Revizyonizmin çöküntüsü hızlı ve gürültülü olduğu kısa bir zaman dilimine sığdı. Yarattığı dalga, sosyalist Arnavutluk’u da etkiledi. Enver Hoca’dan sonra partinin başına geçen dönek Ramiz Alia ve en azından seslerini yükseltmeyerek karşı devrimci sürece katılan parti yöneticileri, demokratikleşme ve burjuva parlamentarizmi yönünde tavizler verip, küçük özelleştirmelerle uluslararası burjuvazi ve emperyalizmi ikna edebileceklerini ve belki geri çekilerek sosyalizmin kazançlarının bir kısmı ve iktidarı koruyabileceklerini sandılar. Oysa Arnavutluk ve AEP’in en temel üstünlüğü direnmesiydi. Direniş kaldırdığında önce tavizci düşünceyle girilen yolda ilerlemekten ve ama sosyalizmin ezilmesi ve proletarya diktatörlüğünün devrilmesinden başka olacak şey yoktu. Dünyanın tek ve son sosyalist ülkesi de tarihe mal olduktan sonra, dünya proletaryası ve uluslararası komünist harekete, yeniden bir ya da birkaç sosyalist ülke var etmek de içinde olmak üzere devrim ve sosyalizm için kapitalist emperyalizme ve uluslararası burjuvaziye karşı mücadelesini sürdürmek düşüyor.

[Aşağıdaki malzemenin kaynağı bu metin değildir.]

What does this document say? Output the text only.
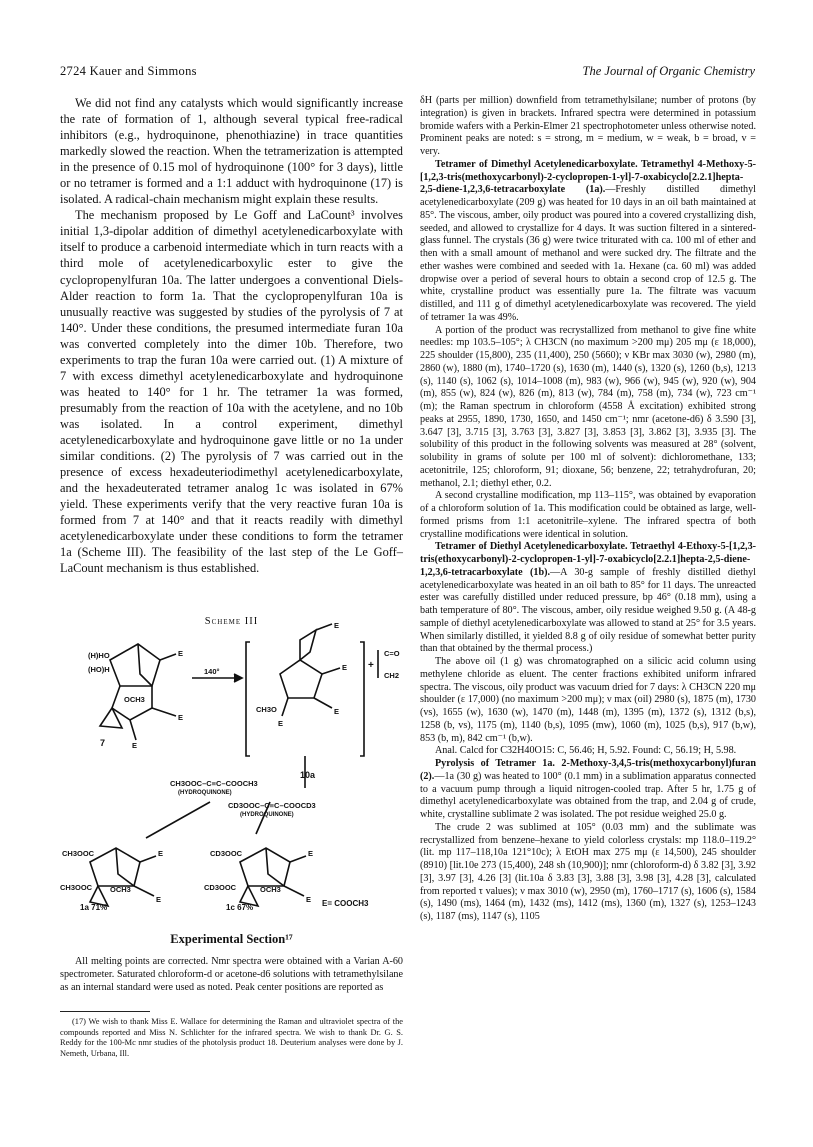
2724 Kauer and Simmons	The Journal of Organic Chemistry

We did not find any catalysts which would significantly increase the rate of formation of 1, although several typical free-radical inhibitors (e.g., hydroquinone, phenothiazine) in trace quantities markedly slowed the reaction. When the tetramerization is attempted in the presence of 0.15 mol of hydroquinone (100° for 3 days), little or no tetramer is formed and a 1:1 adduct with hydroquinone (17) is isolated. A radical-chain mechanism might explain these results.

The mechanism proposed by Le Goff and LaCount³ involves initial 1,3-dipolar addition of dimethyl acetylenedicarboxylate with itself to produce a carbenoid intermediate which in turn reacts with a third mole of acetylenedicarboxylic ester to give the cyclopropenylfuran 10a. The latter undergoes a conventional Diels-Alder reaction to form 1a. That the cyclopropenylfuran 10a is unusually reactive was suggested by studies of the pyrolysis of 7 at 140°. Under these conditions, the presumed intermediate furan 10a was converted completely into the dimer 10b. Therefore, two experiments to trap the furan 10a were carried out. (1) A mixture of 7 with excess dimethyl acetylenedicarboxylate and hydroquinone was heated to 140° for 1 hr. The tetramer 1a was formed, presumably from the reaction of 10a with the acetylene, and no 10b was isolated. In a control experiment, dimethyl acetylenedicarboxylate and hydroquinone gave little or no 1a under similar conditions. (2) The pyrolysis of 7 was carried out in the presence of excess hexadeuteriodimethyl acetylenedicarboxylate, and the hexadeuterated tetramer analog 1c was isolated in 67% yield. These experiments verify that the very reactive furan 10a is formed from 7 at 140° and that it reacts readily with dimethyl acetylenedicarboxylate under these conditions to form the tetramer 1a (Scheme III). The feasibility of the last step of the Le Goff–LaCount mechanism is thus established.

Scheme III
(H)HO
(HO)H
OCH3
7
E
E
E
140°
CH3O
E
E
E
E
+
C=O
CH2
10a
CH3OOC–C≡C–COOCH3
(HYDROQUINONE)
CD3OOC–C≡C–COOCD3
(HYDROQUINONE)
CH3OOC
CH3OOC OCH3
E
E
CD3OOC
CD3OOC	OCH3
E
E
1a 71%	1c 67%	E= COOCH3
Experimental Section¹⁷

All melting points are corrected. Nmr spectra were obtained with a Varian A-60 spectrometer. Saturated chloroform-d or acetone-d6 solutions with tetramethylsilane as an internal standard were used as noted. Peak center positions are reported as

(17) We wish to thank Miss E. Wallace for determining the Raman and ultraviolet spectra of the compounds reported and Miss N. Schlichter for the infrared spectra. We wish to thank Dr. G. S. Reddy for the 100-Mc nmr studies of the photolysis product 18. Deuterium analyses were done by J. Nemeth, Urbana, Ill.

δH (parts per million) downfield from tetramethylsilane; number of protons (by integration) is given in brackets. Infrared spectra were determined in potassium bromide wafers with a Perkin-Elmer 21 spectrophotometer unless otherwise noted. Prominent peaks are noted: s = strong, m = medium, w = weak, b = broad, v = very.

Tetramer of Dimethyl Acetylenedicarboxylate. Tetramethyl 4-Methoxy-5-[1,2,3-tris(methoxycarbonyl)-2-cyclopropen-1-yl]-7-oxabicyclo[2.2.1]hepta-2,5-diene-1,2,3,6-tetracarboxylate (1a).—Freshly distilled dimethyl acetylenedicarboxylate (209 g) was heated for 10 days in an oil bath maintained at 85°. The viscous, amber, oily product was poured into a covered crystallizing dish, seeded, and allowed to crystallize for 4 days. It was suction filtered in a sintered-glass funnel. The crystals (36 g) were twice triturated with ca. 100 ml of ether and then with a small amount of methanol and were sucked dry. The filtrate and the ether washes were combined and seeded with 1a. Hexane (ca. 60 ml) was added dropwise over a period of several hours to obtain a second crop of 12.5 g. The white, crystalline product was essentially pure 1a. The filtrate was vacuum distilled, and 111 g of dimethyl acetylenedicarboxylate was recovered. The yield of tetramer 1a was 49%.

A portion of the product was recrystallized from methanol to give fine white needles: mp 103.5–105°; λ CH3CN (no maximum >200 mμ) 205 mμ (ε 18,000), 225 shoulder (15,800), 235 (11,400), 250 (5660); ν KBr max 3030 (w), 2980 (m), 2860 (w), 1880 (m), 1740–1720 (s), 1630 (m), 1440 (s), 1320 (s), 1260 (b,s), 1213 (s), 1140 (s), 1062 (s), 1014–1008 (m), 983 (w), 966 (w), 945 (w), 920 (w), 904 (m), 855 (w), 824 (w), 826 (m), 813 (w), 784 (m), 758 (m), 734 (w), 723 cm⁻¹ (m); the Raman spectrum in chloroform (4558 Å excitation) exhibited strong peaks at 2955, 1890, 1730, 1650, and 1450 cm⁻¹; nmr (acetone-d6) δ 3.590 [3], 3.647 [3], 3.715 [3], 3.763 [3], 3.827 [3], 3.853 [3], 3.862 [3], 3.935 [3]. The solubility of this product in the following solvents was measured at 28° (solvent, solubility in grams of solute per 100 ml of solvent): dichloromethane, 133; acetonitrile, 125; chloroform, 91; dioxane, 56; benzene, 22; tetrahydrofuran, 20; methanol, 2.1; diethyl ether, 0.2.

A second crystalline modification, mp 113–115°, was obtained by evaporation of a chloroform solution of 1a. This modification could be obtained as large, well-formed prisms from 1:1 acetonitrile–xylene. The infrared spectra of both crystalline modifications were identical in solution.

Tetramer of Diethyl Acetylenedicarboxylate. Tetraethyl 4-Ethoxy-5-[1,2,3-tris(ethoxycarbonyl)-2-cyclopropen-1-yl]-7-oxabicyclo[2.2.1]hepta-2,5-diene-1,2,3,6-tetracarboxylate (1b).—A 30-g sample of freshly distilled diethyl acetylenedicarboxylate was heated in an oil bath to 85° for 11 days. The unreacted ester was carefully distilled under reduced pressure, bp 46° (0.18 mm), using a bath temperature of 80°. The viscous, amber, oily residue weighed 9.50 g. (A 48-g sample of diethyl acetylenedicarboxylate was allowed to stand at 25° for 3.5 years. When similarly distilled, it yielded 8.8 g of oily residue of somewhat better purity than that obtained by the thermal process.)

The above oil (1 g) was chromatographed on a silicic acid column using methylene chloride as eluent. The center fractions exhibited uniform infrared spectra. The viscous, oily product was vacuum dried for 7 days: λ CH3CN 220 mμ shoulder (ε 17,000) (no maximum >200 mμ); ν max (oil) 2980 (s), 1875 (m), 1730 (vs), 1655 (w), 1630 (w), 1470 (m), 1448 (m), 1395 (m), 1372 (s), 1312 (b,s), 1258 (b, vs), 1175 (m), 1140 (b,s), 1095 (mw), 1060 (m), 1025 (b,s), 917 (b,w), 853 (b, m), 842 cm⁻¹ (b,w).

Anal. Calcd for C32H40O15: C, 56.46; H, 5.92. Found: C, 56.19; H, 5.98.

Pyrolysis of Tetramer 1a. 2-Methoxy-3,4,5-tris(methoxycarbonyl)furan (2).—1a (30 g) was heated to 100° (0.1 mm) in a sublimation apparatus connected to a vacuum pump through a liquid nitrogen-cooled trap. After 5 hr, 1.75 g of dimethyl acetylenedicarboxylate was obtained from the trap, and 2.04 g of crude, white, crystalline sublimate 2 was isolated. The pot residue weighed 25.0 g.

The crude 2 was sublimed at 105° (0.03 mm) and the sublimate was recrystallized from benzene–hexane to yield colorless crystals: mp 118.0–119.2° (lit. mp 117–118,10a 121°10c); λ EtOH max 275 mμ (ε 14,500), 245 shoulder (8910) [lit.10e 273 (15,400), 248 sh (10,900)]; nmr (chloroform-d) δ 3.82 [3], 3.92 [3], 3.97 [3], 4.26 [3] (lit.10a δ 3.83 [3], 3.88 [3], 3.98 [3], 4.28 [3], calculated from reported τ values); ν max 3010 (w), 2950 (m), 1760–1717 (s), 1606 (s), 1584 (s), 1490 (ms), 1464 (m), 1432 (ms), 1412 (ms), 1360 (m), 1327 (s), 1253–1243 (s), 1187 (ms), 1147 (s), 1105
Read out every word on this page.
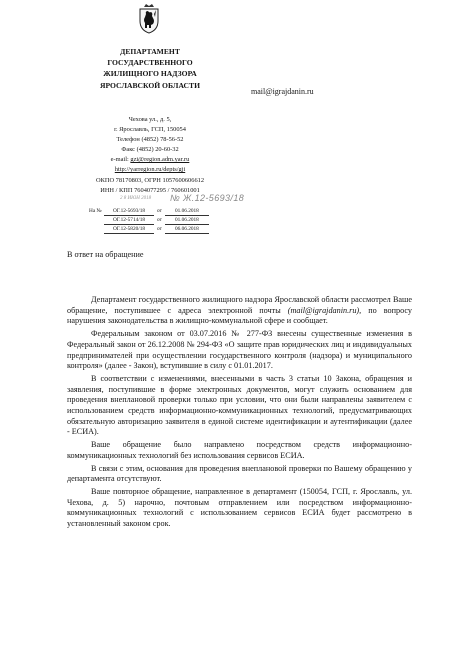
ДЕПАРТАМЕНТ
ГОСУДАРСТВЕННОГО
ЖИЛИЩНОГО НАДЗОРА
ЯРОСЛАВСКОЙ ОБЛАСТИ
Чехова ул., д. 5,
г. Ярославль, ГСП, 150054
Телефон (4852) 78-56-52
Факс (4852) 20-60-32
e-mail: gzi@region.adm.yar.ru
http://yarregion.ru/depts/gji
ОКПО 78170803, ОГРН 1057600606612
ИНН / КПП 7604077295 / 760601001
mail@igrajdanin.ru
2 8 ИЮН 2018 № Ж.12-5693/18
На №	ОГ.12-5693/18	от	01.06.2018
ОГ.12-5714/18	от	01.06.2018
ОГ.12-5820/18	от	06.06.2018
В ответ на обращение

Департамент государственного жилищного надзора Ярославской области рассмотрел Ваше обращение, поступившее с адреса электронной почты (mail@igrajdanin.ru), по вопросу нарушения законодательства в жилищно-коммунальной сфере и сообщает.

Федеральным законом от 03.07.2016 № 277-ФЗ внесены существенные изменения в Федеральный закон от 26.12.2008 № 294-ФЗ «О защите прав юридических лиц и индивидуальных предпринимателей при осуществлении государственного контроля (надзора) и муниципального контроля» (далее - Закон), вступившие в силу с 01.01.2017.

В соответствии с изменениями, внесенными в часть 3 статьи 10 Закона, обращения и заявления, поступившие в форме электронных документов, могут служить основанием для проведения внеплановой проверки только при условии, что они были направлены заявителем с использованием средств информационно-коммуникационных технологий, предусматривающих обязательную авторизацию заявителя в единой системе идентификации и аутентификации (далее - ЕСИА).

Ваше обращение было направлено посредством средств информационно-коммуникационных технологий без использования сервисов ЕСИА.

В связи с этим, основания для проведения внеплановой проверки по Вашему обращению у департамента отсутствуют.

Ваше повторное обращение, направленное в департамент (150054, ГСП, г. Ярославль, ул. Чехова, д. 5) нарочно, почтовым отправлением или посредством информационно-коммуникационных технологий с использованием сервисов ЕСИА будет рассмотрено в установленный законом срок.
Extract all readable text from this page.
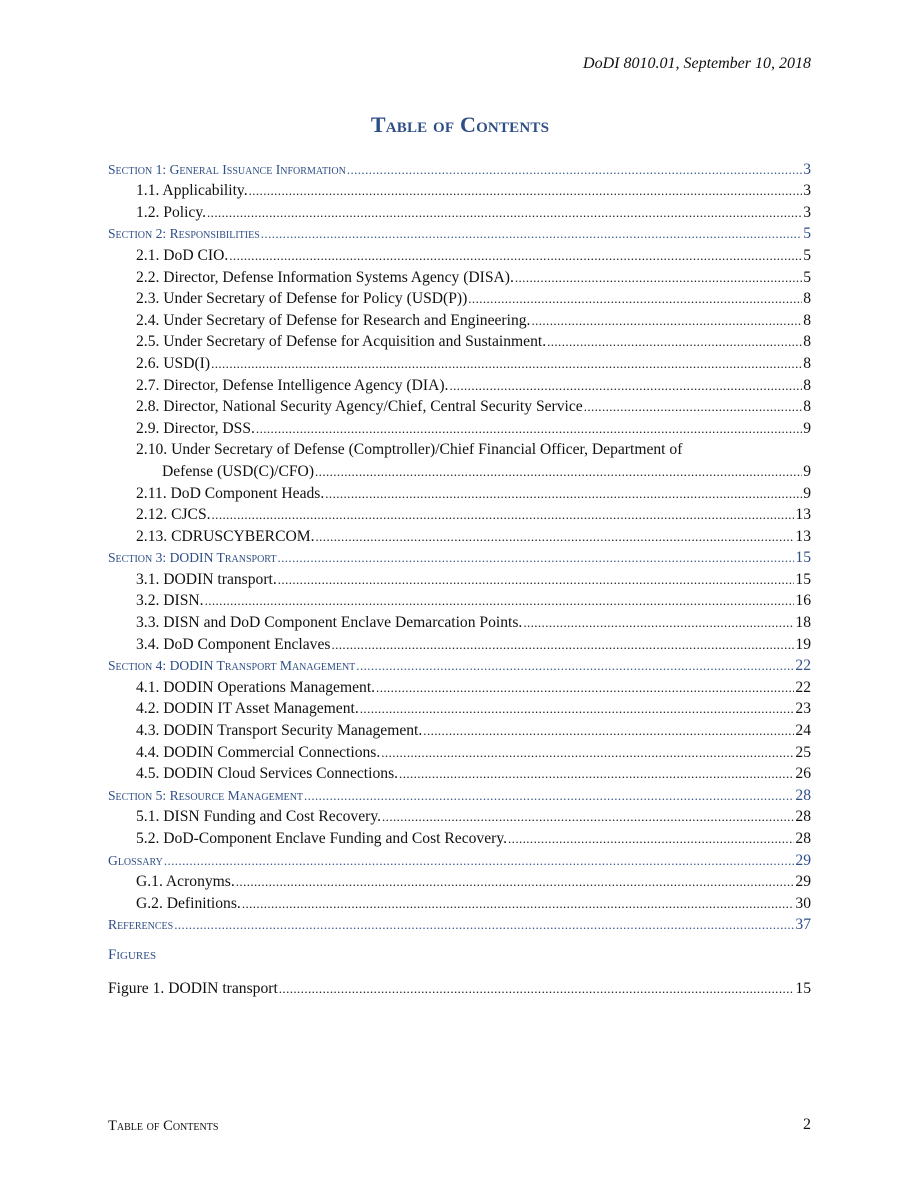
DoDI 8010.01, September 10, 2018
Table of Contents
Section 1: General Issuance Information .....	3
1.1. Applicability. .....	3
1.2. Policy. .....	3
Section 2: Responsibilities .....	5
2.1. DoD CIO. .....	5
2.2. Director, Defense Information Systems Agency (DISA). .....	5
2.3. Under Secretary of Defense for Policy (USD(P)) .....	8
2.4. Under Secretary of Defense for Research and Engineering. .....	8
2.5. Under Secretary of Defense for Acquisition and Sustainment. .....	8
2.6. USD(I) .....	8
2.7. Director, Defense Intelligence Agency (DIA). .....	8
2.8. Director, National Security Agency/Chief, Central Security Service .....	8
2.9. Director, DSS. .....	9
2.10. Under Secretary of Defense (Comptroller)/Chief Financial Officer, Department of
Defense (USD(C)/CFO) .....	9
2.11. DoD Component Heads. .....	9
2.12. CJCS. .....	13
2.13. CDRUSCYBERCOM. .....	13
Section 3: DODIN Transport .....	15
3.1. DODIN transport. .....	15
3.2. DISN. .....	16
3.3. DISN and DoD Component Enclave Demarcation Points. .....	18
3.4. DoD Component Enclaves .....	19
Section 4: DODIN Transport Management .....	22
4.1. DODIN Operations Management. .....	22
4.2. DODIN IT Asset Management. .....	23
4.3. DODIN Transport Security Management. .....	24
4.4. DODIN Commercial Connections. .....	25
4.5. DODIN Cloud Services Connections. .....	26
Section 5: Resource Management .....	28
5.1. DISN Funding and Cost Recovery. .....	28
5.2. DoD-Component Enclave Funding and Cost Recovery. .....	28
Glossary .....	29
G.1. Acronyms. .....	29
G.2. Definitions. .....	30
References .....	37
Figures
Figure 1. DODIN transport .....	15
Table of Contents	2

Bu mücadele, dünya proleter devriminin teorik temellerinin yenilenmesini Marksizm-Leninizm’in teorinin bütün alanlarında geliştirilmesi ve bilimdeki yeni gelişmelerle doğrulanmak üzere zenginleştirilmesini, 2. Dünya Savaşı sonrasında ortaya çıkan tüm yeni gelişmeleri de kapsamak üzere emperyalist kapitalizmin teorik temellerinin yeniden çözümlenmesi ve Marksizm-Leninizm’in bütün diğer toplumsal teorilerin üzerine çıkarılmasını, bu teorik yenilenmesi üzerine oturan ve dünyadaki bugünkü duruma denk düşen yeni bir dünya proleter devrimi platformunun, bir siyasal mücadele platformunun oluşturulmasını; ikinci olarak ise, komünist partilerinin, yaşantıları, mücadele ve örgütlenme yetenekleri, proletarya ve halka bağlılıkları ve gelişmişlik ve yetişkinlik düzeyleriyle Bolşevik Partisi’ni aşan partiler olarak yeniden inşa edilmelerini şart koşar. Bu yaklaşımın doğal sonucu olarak, uluslararası komünist hareketin, dünya proletarya hareketine devrimci bir alternatif olmaya yetenekli birliğinin de, ancak, yenilenmiş teorik temeller üzerinde yükselen yeni bir dünya devrimi platformu ve devrimci temeller üzerinde ve uyanan proleter kitlelerin bağrında yeniden inşa edilen partiler topluluğu olmakla olanaklı olacağı açıktır.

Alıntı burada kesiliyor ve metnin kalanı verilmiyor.